Sorry to Bother You
by Hope Madden
The stars are aligning for Boots Riley. The vocalist and songwriter for The Coup—the funkiest radical socialist band you’re likely to find—has managed to produce a wild and relevant satire of capitalism that might possibly find a mainstream audience.
And that’s not because he whitewashed his message.
Sorry to Bother You uses splashes of absurdity and surrealism to enliven the first act “pull yourself up by your bootstraps” tale of a weary young man’s ascension through the ranks of telemarketing. It is a funny and pointed send-up of cubical hell that—unlike most office comedies—focuses quickly on a system that benefits very few while it exploits very many.
There is so much untidiness and depth to relationships, characterizations, comedy, horror, style, message and execution of this film that you could overlook Riley’s directorial approach. He expertly uses the havoc and excess, first lulling you into familiar territory before upending all expectations and taking you on one headtrip of an indictment of capitalism.
Led by Lakeith Stanfield (Get Out, Atlanta) and Tessa Thompson (star of Creed, Thor: Ragnarock and her own gleaming awesomeness), Sorry to Bother You finds an emotional center that sets the friction between community and individual on understandable ground.
Thompson offers bursts of energy that nicely offset Stanfield’s slower, more necessarily muddled performance as the “everyman” central character for a new generation.
And who better to embody everything a capitalist system convinces you is ideal than living Ken doll Armie Hammer? He is perfect—an actor who entirely comprehends his physical perfection and how loathsome it can be. He is a hoot.
Riley’s film could not be more timely. Though he wrote it nearly a dozen years ago, and it certainly reflects a trajectory our nation has been on for eons, it feels so of-the-moment you expect to see a baby Trump balloon floating above the labor union picket line.
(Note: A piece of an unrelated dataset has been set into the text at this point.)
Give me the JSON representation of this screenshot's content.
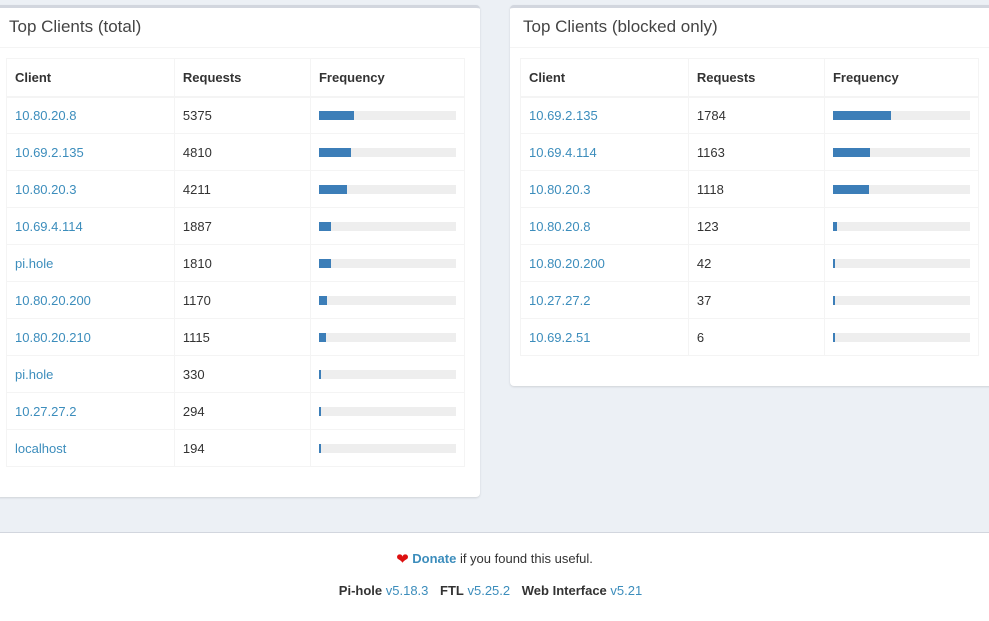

Bursting with thoughts, images and ideas, the film never feels like it wanders into tangents. Instead, Riley’s alarmingly relevant directorial debut creates a new cinematic form to accommodate its abundance of insight and number of comments.
Does it careen off the rails by Act 3? Oh, yes, and gloriously so. A tidy or in any way predictable conclusion would have been a far greater disaster, though. Riley set us on a course that dismantles the structure we’ve grown used to as moviegoers and we may not be ready for what that kind of change means for us. Isn’t it about goddamn time?